Saturday, June 28, 2025

Katrina 20 years after

 

Po Boy Views

By

Phil LaMancusa

Katrina

Or

Twenty Years On

“Crying won’t help you, praying won’t do you no good; when the levee breaks, Mama, you got to move…ooh” Led Zeppelin

        It was a tropical depression on August 25, 2005; located down by the Bahamas. Tropical storms Arlene and Bret had already happened in June; there were 28 tropical and sub tropical storms and the National Hurricane Center named 27 storms that year; 15 of them reached hurricane status (sustained winds of 74 miles an hour or greater 4 of them reached category five: Emily, Katrina, Rita and Wilma (Wikipedia). On August 29, 2005 after days of meandering Hurricane Katrina hit the gulf coast and. F***ked. Us. Up.

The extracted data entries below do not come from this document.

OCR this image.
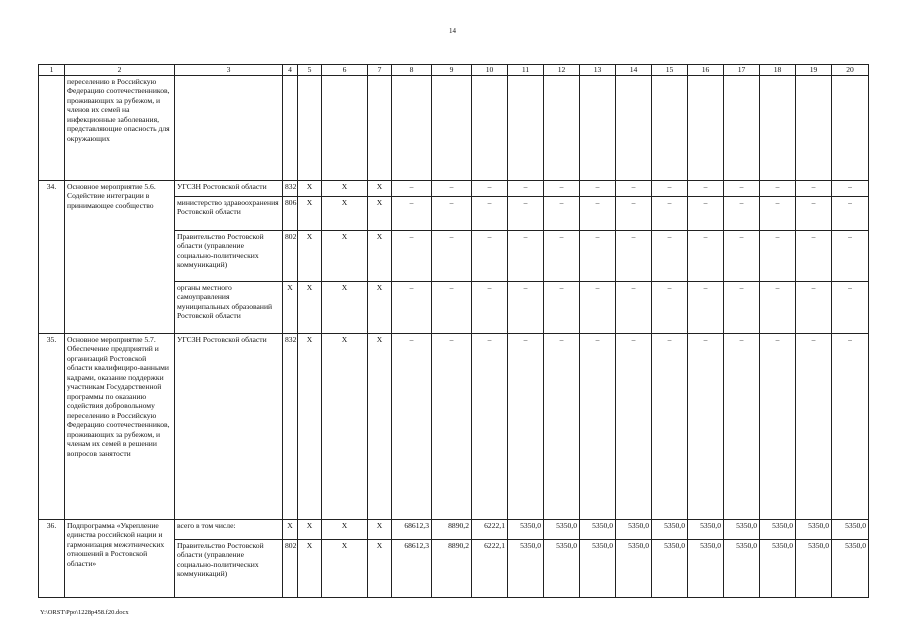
14
1	2	3	4	5	6	7	8	9	10	11	12	13	14	15	16	17	18	19	20
	переселению в Российскую Федерацию соотечественников, проживающих за рубежом, и членов их семей на инфекционные заболевания, представляющие опасность для окружающих																		
34.	Основное мероприятие 5.6. Содействие интеграции в принимающее сообщество	УГСЗН Ростовской области	832	X	X	X	–	–	–	–	–	–	–	–	–	–	–	–	–
		министерство здравоохранения Ростовской области	806	X	X	X	–	–	–	–	–	–	–	–	–	–	–	–	–
		Правительство Ростовской области (управление социально-политических коммуникаций)	802	X	X	X	–	–	–	–	–	–	–	–	–	–	–	–	–
		органы местного самоуправления муниципальных образований Ростовской области	X	X	X	X	–	–	–	–	–	–	–	–	–	–	–	–	–
35.	Основное мероприятие 5.7. Обеспечение предприятий и организаций Ростовской области квалифициро-ванными кадрами, оказание поддержки участникам Государственной программы по оказанию содействия добровольному переселению в Российскую Федерацию соотечественников, проживающих за рубежом, и членам их семей в решении вопросов занятости	УГСЗН Ростовской области	832	X	X	X	–	–	–	–	–	–	–	–	–	–	–	–	–
36.	Подпрограмма «Укрепление единства российской нации и гармонизация межэтнических отношений в Ростовской области»	всего в том числе:	X	X	X	X	68612,3	8890,2	6222,1	5350,0	5350,0	5350,0	5350,0	5350,0	5350,0	5350,0	5350,0	5350,0	5350,0
		Правительство Ростовской области (управление социально-политических коммуникаций)	802	X	X	X	68612,3	8890,2	6222,1	5350,0	5350,0	5350,0	5350,0	5350,0	5350,0	5350,0	5350,0	5350,0	5350,0
Y:\ORST\Ppo\1228p458.f20.docx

BTW Category 5 sustained wind speeds are 157 miles an hour.

        That was a bad year, (I was here) weather-wise and weather has only gotten worse. This year we suspect 13-18 named storms, 7-10 hurricanes and 3-5 major hurricanes (CSU). Are we ready this year? Maybe. Maybe not. One thing is certain; Federal assistances are probably not gonna be available because the administration has cut funding for and NOAA and The National Weather Service, who predict when and where the storms come from and where they’re going, and also cuts were made to FEMA, who helps in catastrophic aftermaths (site.extention.uga.edu). All in the name of government efficiency.

        I’ve seen on the news (have you watched?) it’s been a very active storm and natural disaster season in this country so far this year; forest fires, tornadoes, massive flooding, early summers and late winters affecting millions. As for funding from FEMA for the gulf coast in general and New Orleans in specifics go, a US House Committee hearing has floated some ideas last April to “Let the states carry more of the disaster burden” (The Advocate). If any kind of supercalifragilisticexpialidocious disaster occurs here and you think that the great state of Louisiana is gonna carry a more of the response burden, thirty Helens agree, “that is a vain and illogical assumption”.

        With each passing year, I see less and less ‘Katrina veterans’ as our younger population gets younger; anyone younger the twenty will have no idea what it was like to be trapped in this city while the world fell apart; not an inkling to what it was like to be completely shut off from the world, without water, without electricity, without supplies of any kind. To depend on the neighbors that were left here who were also without and how the people that were left formed a community into and unto itself.

        Debbie and I were here for the impact of the storm. We were here for six days after that. We took in animals, shared food and clothing, came together with others to commune and spread any information that was available. We heard gunshots, we saw explosions, fires; we witnessed and experienced heartbreak and fear. We drank warm beer. I was terrified most of that time.

        By August 31st, 80% of New Orleans was under water. We were literally abandoned by our government for much of that time, unable even to flush our toilets. We escaped just when General Russel Honore came to town and got the response moving from what he said was “Stuck On Stupid!”

        We got out in a ‘borrowed’ Toyota with three adults and seven animals and headed to Shreveport to a ‘safe house’ that had been set up for us. Our first stop outside of the city was at a gas station/convenience store where Debbie spent the longest time in the rest room washing her hands and flushing the toilet just to hear running water; Kevin, the other passenger, wanted “anything with ice, ice, ice, I need ice!”; I sat in the car wanting to drive as far and as fast as I could away from New Orleans. We, let Kevin off in Dallas and drove all the way to San Francisco stopping on the road at any motel that had a pool and had beer and pizza available nearby.

        We had talked about moving to San Francisco a few times, noting how wearing it could be to live here; we had abandoned everything we owned in New Orleans when we fled, not knowing if anything would be left if we went back. There had been talk about flooding the French Quarter (where we were living) and there had been widespread looting. The governor had ordered looters ‘shot on sight’ and there were law enforcement snipers on roofs; we were told later that there were running gun battles in the streets in the aftermath. I could tell you stories. I was there.

        Why’d we come back? Why would we come back? San Francisco welcomed us with open arms. I’ll tell you why we returned. As we were driving into the city, road worn and bone weary, they were doing a musical tribute to New Orleans on the radio. As we were driving into San Francisco, fatigued and damaged, the radio played a song for New Orleans. “Do you know what it means, to miss New Orleans, and miss it each night and day. I know I’m not wrong, the feelings getting stronger, the longer I stay away.”

        We had to pull over because I could not see through the tears, we both broke down; it was the first time that I allowed myself to cry since the beginning of the debacle; even now I tear up when I hear that song. We made a decision. We would not be forced out of our city; if we left it would be in our own time, when WE decided. We were going to come back because when your home team is low and defeated, you didn’t change teams. We came back because we truly knew what it meant to miss New Orleans.